M. Luc Desbrun- Ni directement ni indirectement.

M. Alexandre Ouizille, rapporteur. - Ce n'est pas quelque chose que Nestlé vous a demandé de faire ?

M. Luc Desbrun- Non.

M. Alexandre Ouizille, rapporteur. - Selon votre analyse, dans quel but ces informations ont-elles été transmises ?

M. Luc Desbrun- Ne connaissant pas le détail de ces informations, je ne pourrais pas répondre à cette question. J'en suis désolé.

M. Alexandre Ouizille, rapporteur. - Je reviens sur les décisions qui ont été prises au sujet de l'eau d'Hépar. Le 5 mai 2023, les forages Hépar Nord et Hépar Essar ont été mis à l'arrêt...

M. Luc Desbrun- Ils ont été suspendus, si je puis me permettre de vous reprendre, monsieur le rapporteur.

M. Alexandre Ouizille, rapporteur. - Pouvez-vous nous indiquer la différence que vous faites entre « suspendus » et « mis à l'arrêt » ?

M. Luc Desbrun- Ces forages sont suspendus : cela signifie que, si nous parvenons à trouver l'origine des déviations constatées sur l'eau qui en est prélevée, nous gardons la possibilité de les réintégrer dans le mélange, c'est-à-dire dans la liste des forages servant à embouteiller l'eau d'Hépar.

M. Laurent Burgoa, président. - Sans faire de jeu de mots, aujourd'hui ils sont toujours à l'arrêt...

M. Luc Desbrun- Aujourd'hui, ils sont toujours suspendus.

M. Laurent Burgoa, président. - Nous sommes sur la même longueur d'onde.

M. Alexandre Ouizille, rapporteur. - En conséquence, la production d'Hépar se poursuit avec un mélange différent ?

M. Luc Desbrun- Oui.

M. Alexandre Ouizille, rapporteur. - Cela vous a-t-il amené à changer l'étiquette ?

M. Luc Desbrun- Non, car le mélange issu des quatre forages restants sur le site nous a permis de conserver la minéralisation qui est déclarée - elle ne figure pas seulement sur l'étiquette - dans notre arrêté. Cette minéralisation n'a pas changé.

M. Alexandre Ouizille, rapporteur. - La question s'est-elle posée, à un moment, de l'arrêt pur et simple d'Hépar ? Nous en voyons quelques indices dans les différents dossiers.
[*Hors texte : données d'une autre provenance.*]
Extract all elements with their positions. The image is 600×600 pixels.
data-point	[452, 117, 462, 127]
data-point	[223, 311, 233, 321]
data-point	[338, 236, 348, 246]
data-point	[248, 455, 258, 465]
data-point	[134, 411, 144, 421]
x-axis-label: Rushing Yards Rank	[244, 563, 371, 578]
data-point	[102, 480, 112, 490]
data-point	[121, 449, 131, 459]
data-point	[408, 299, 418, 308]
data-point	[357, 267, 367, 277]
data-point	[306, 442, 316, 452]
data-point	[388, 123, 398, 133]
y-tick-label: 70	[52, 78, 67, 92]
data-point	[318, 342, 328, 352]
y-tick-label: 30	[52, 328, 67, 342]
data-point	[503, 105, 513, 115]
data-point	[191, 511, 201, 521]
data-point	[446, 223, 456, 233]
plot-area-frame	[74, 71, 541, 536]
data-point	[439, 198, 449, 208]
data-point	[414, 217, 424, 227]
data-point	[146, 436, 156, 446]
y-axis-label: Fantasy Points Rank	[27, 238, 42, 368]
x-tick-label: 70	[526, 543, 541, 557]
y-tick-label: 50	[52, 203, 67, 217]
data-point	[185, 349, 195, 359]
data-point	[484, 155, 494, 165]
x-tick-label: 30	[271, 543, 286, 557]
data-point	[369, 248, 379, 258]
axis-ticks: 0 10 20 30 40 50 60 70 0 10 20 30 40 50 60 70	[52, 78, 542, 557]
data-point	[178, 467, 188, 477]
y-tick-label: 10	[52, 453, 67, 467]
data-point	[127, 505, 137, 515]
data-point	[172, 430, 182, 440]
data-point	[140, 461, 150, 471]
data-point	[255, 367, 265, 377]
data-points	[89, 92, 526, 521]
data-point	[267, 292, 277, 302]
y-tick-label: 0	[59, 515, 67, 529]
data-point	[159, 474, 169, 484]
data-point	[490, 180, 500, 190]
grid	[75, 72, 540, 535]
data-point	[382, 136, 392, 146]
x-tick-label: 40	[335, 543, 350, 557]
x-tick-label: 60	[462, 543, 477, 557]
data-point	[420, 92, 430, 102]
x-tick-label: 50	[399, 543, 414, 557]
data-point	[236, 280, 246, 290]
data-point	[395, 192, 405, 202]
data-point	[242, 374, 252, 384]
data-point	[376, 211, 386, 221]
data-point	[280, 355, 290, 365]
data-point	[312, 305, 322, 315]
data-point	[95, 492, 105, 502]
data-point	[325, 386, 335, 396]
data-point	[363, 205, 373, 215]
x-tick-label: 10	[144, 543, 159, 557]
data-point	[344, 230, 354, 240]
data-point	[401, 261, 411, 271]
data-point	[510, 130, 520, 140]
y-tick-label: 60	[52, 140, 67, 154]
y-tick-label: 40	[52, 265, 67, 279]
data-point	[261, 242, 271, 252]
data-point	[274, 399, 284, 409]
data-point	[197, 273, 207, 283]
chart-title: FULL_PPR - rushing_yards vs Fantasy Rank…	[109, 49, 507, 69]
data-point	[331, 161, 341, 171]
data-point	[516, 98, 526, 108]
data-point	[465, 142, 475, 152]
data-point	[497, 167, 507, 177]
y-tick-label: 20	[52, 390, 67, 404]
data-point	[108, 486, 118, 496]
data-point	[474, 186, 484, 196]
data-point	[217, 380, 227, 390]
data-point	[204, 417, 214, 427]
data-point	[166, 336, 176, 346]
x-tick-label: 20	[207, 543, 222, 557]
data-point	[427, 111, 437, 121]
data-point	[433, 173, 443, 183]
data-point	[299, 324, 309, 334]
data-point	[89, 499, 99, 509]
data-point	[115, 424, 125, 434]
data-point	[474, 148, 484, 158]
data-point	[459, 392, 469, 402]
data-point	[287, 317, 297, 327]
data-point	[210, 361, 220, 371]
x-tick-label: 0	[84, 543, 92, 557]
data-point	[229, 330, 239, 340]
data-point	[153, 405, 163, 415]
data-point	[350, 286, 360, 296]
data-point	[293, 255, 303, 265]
Cela a-t-il été envisagé chez Nestlé ?

M. Luc Desbrun- Jamais, depuis mon arrivée, il n'a été envisagé d'arrêter Hépar sur le site de Nestlé Waters Vosges.

M. Alexandre Ouizille, rapporteur. - Pour Perrier, à Vergèze, il a été décidé de passer par le déclassement pour continuer d'exploiter les forages sous l'appellation « eau de boisson », et de vendre les bouteilles sous la marque Maison Perrier. Cette hypothèse a-t-elle été envisagée chez vous ? Vous êtes-vous posé, pour Hépar, la question du déclassement ? Peut-être y réfléchissez-vous aujourd'hui ?
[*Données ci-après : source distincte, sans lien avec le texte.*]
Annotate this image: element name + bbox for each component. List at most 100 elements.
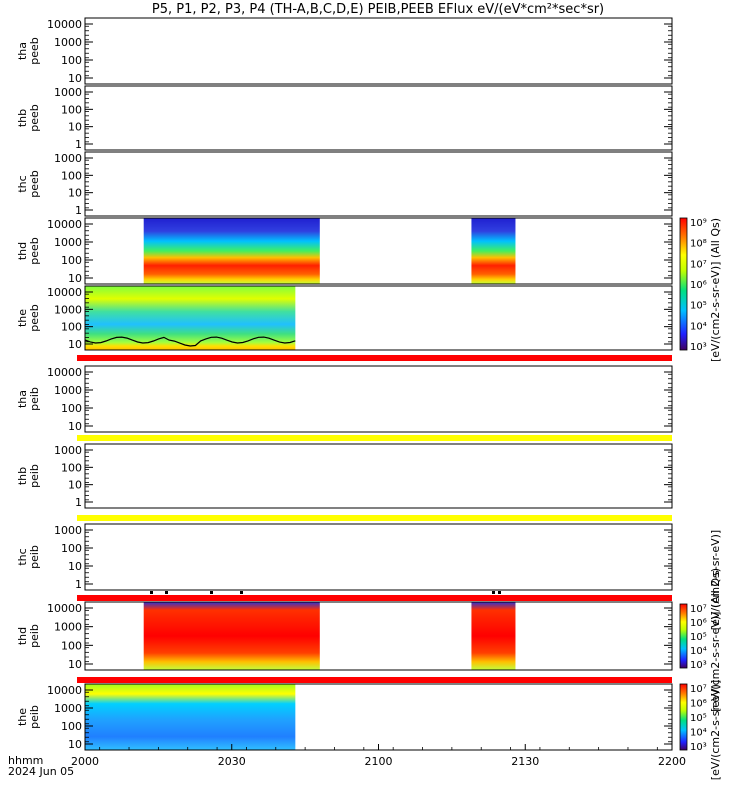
ytick-label: 1000 <box>54 702 82 715</box>
flag-bar-thc-peib <box>77 595 672 601</box>
panel-thc-peib: 1000 100 10 1 thc peib <box>16 523 673 591</box>
panel-label-probe: thc <box>16 548 29 565</box>
panel-label-probe: tha <box>16 42 29 60</box>
ytick-label: 1 <box>75 578 82 591</box>
panel-label-product: peib <box>28 545 41 569</box>
ytick-label: 1000 <box>54 444 82 457</box>
time-tick-label: 2130 <box>511 755 539 768</box>
panel-frame-thd-peeb <box>84 217 673 285</box>
panel-frame-tha-peeb <box>84 17 673 85</box>
ytick-label: 100 <box>61 720 82 733</box>
ytick-label: 1000 <box>54 36 82 49</box>
time-tick-label: 2200 <box>658 755 686 768</box>
colorbar-tick-label: 10⁴ <box>690 728 707 739</box>
colorbar-label-peeb-cbar: [eV/(cm2-s-sr-eV)] (All Qs) <box>709 218 722 362</box>
colorbar-tick-label: 10³ <box>690 342 707 353</box>
panel-frame-thb-peib <box>84 443 673 509</box>
colorbar-tick-label: 10⁴ <box>690 321 707 332</box>
flag-bar-thb-peib <box>77 515 672 521</box>
chart-title: P5, P1, P2, P3, P4 (TH-A,B,C,D,E) PEIB,P… <box>152 2 604 17</box>
panel-label-probe: thd <box>16 627 29 645</box>
colorbar-strip <box>679 603 688 669</box>
panel-label-product: peib <box>28 387 41 411</box>
ytick-label: 100 <box>61 54 82 67</box>
ytick-label: 10 <box>68 658 82 671</box>
ytick-label: 1 <box>75 496 82 509</box>
ytick-label: 10000 <box>47 18 82 31</box>
panel-label-probe: the <box>16 309 29 327</box>
spectrogram-block-thd-peeb-0 <box>143 218 320 284</box>
colorbar-strip <box>679 683 688 751</box>
ytick-label: 1 <box>75 204 82 217</box>
colorbar-tick-label: 10⁶ <box>690 618 707 629</box>
ytick-label: 100 <box>61 321 82 334</box>
ytick-label: 1000 <box>54 303 82 316</box>
panel-the-peib: 10000 1000 100 10 the peib <box>16 683 673 751</box>
spectrogram-block-thd-peib-0 <box>143 602 320 670</box>
panel-label-product: peeb <box>28 104 41 132</box>
ytick-label: 10 <box>68 738 82 751</box>
colorbar-strip <box>679 217 688 351</box>
flag-marker-1 <box>165 591 168 594</box>
colorbar-tick-label: 10⁶ <box>690 699 707 710</box>
colorbar-tick-label: 10⁹ <box>690 218 707 229</box>
colorbar-tick-label: 10⁵ <box>690 632 707 643</box>
spectrogram-block-the-peeb-0 <box>85 286 296 350</box>
colorbar-tick-label: 10⁴ <box>690 646 707 657</box>
spectrogram-block-thd-peib-1 <box>471 602 516 670</box>
ytick-label: 100 <box>61 103 82 116</box>
ytick-label: 10000 <box>47 286 82 299</box>
ytick-label: 1000 <box>54 152 82 165</box>
flag-marker-0 <box>150 591 153 594</box>
panel-frame-thb-peeb <box>84 85 673 151</box>
colorbar-tick-label: 10⁷ <box>690 684 707 695</box>
flag-marker-3 <box>240 591 243 594</box>
ytick-label: 10 <box>68 338 82 351</box>
ytick-label: 100 <box>61 254 82 267</box>
time-tick-label: 2030 <box>218 755 246 768</box>
ytick-label: 10 <box>68 420 82 433</box>
colorbar-tick-label: 10⁶ <box>690 280 707 291</box>
spectrogram-block-the-peib-0 <box>85 684 296 750</box>
panel-label-probe: thc <box>16 175 29 192</box>
panel-label-product: peib <box>28 464 41 488</box>
panel-label-product: peib <box>28 705 41 729</box>
panel-frame-thc-peeb <box>84 151 673 217</box>
ytick-label: 10 <box>68 479 82 492</box>
panel-label-probe: thb <box>16 109 29 127</box>
ytick-label: 10000 <box>47 684 82 697</box>
colorbar-tick-label: 10⁸ <box>690 239 707 250</box>
spectrogram-block-thd-peeb-1 <box>471 218 516 284</box>
panel-label-probe: the <box>16 708 29 726</box>
colorbar-tick-label: 10⁷ <box>690 604 707 615</box>
ytick-label: 10000 <box>47 602 82 615</box>
panel-thd-peeb: 10000 1000 100 10 thd peeb <box>16 217 673 285</box>
colorbar-peib-cbar-0: 10³ 10⁴ 10⁵ 10⁶ 10⁷ <box>679 603 707 671</box>
ytick-label: 1000 <box>54 524 82 537</box>
ytick-label: 10000 <box>47 366 82 379</box>
flag-marker-5 <box>498 591 501 594</box>
flag-marker-2 <box>210 591 213 594</box>
ytick-label: 100 <box>61 402 82 415</box>
panel-tha-peeb: 10000 1000 100 10 tha peeb <box>16 17 673 85</box>
panel-label-probe: thd <box>16 242 29 260</box>
colorbar-tick-label: 10³ <box>690 742 707 753</box>
ytick-label: 1000 <box>54 236 82 249</box>
sc-potential-line <box>84 336 296 347</box>
colorbar-tick-label: 10³ <box>690 660 707 671</box>
colorbar-overlap-label-peib-cbar: [eV/(cm2-s-sr-eV)] <box>709 680 722 780</box>
flag-marker-4 <box>492 591 495 594</box>
flag-bars-group <box>77 355 672 683</box>
ytick-label: 100 <box>61 639 82 652</box>
panel-the-peeb: 10000 1000 100 10 the peeb <box>16 285 673 351</box>
ytick-label: 1000 <box>54 621 82 634</box>
panel-label-product: peib <box>28 624 41 648</box>
panel-frame-thc-peib <box>84 523 673 591</box>
panel-tha-peib: 10000 1000 100 10 tha peib <box>16 365 673 433</box>
colorbar-tick-label: 10⁷ <box>690 259 707 270</box>
panel-thd-peib: 10000 1000 100 10 thd peib <box>16 601 673 671</box>
panel-frame-the-peeb <box>84 285 673 351</box>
M. Luc Desbrun- Cela a été envisagé, mais la réponse est très simple. Les eaux minérales qui sont embouteillées sur le site de Nestlé Waters Vosges, notamment Hépar, sont trop fortement minéralisées pour être classifiées en eaux de boisson.

M. Alexandre Ouizille, rapporteur. - C'est donc la faible minéralité chez Perrier qui permet ce déclassement.

M. Luc Desbrun- Je ne peux pas dire ce qui se passe à Vergèze. Ne me faites pas dire ce que je n'ai pas dit.

M. Alexandre Ouizille, rapporteur. - Aucun problème, vous n'avez rien dit de grave.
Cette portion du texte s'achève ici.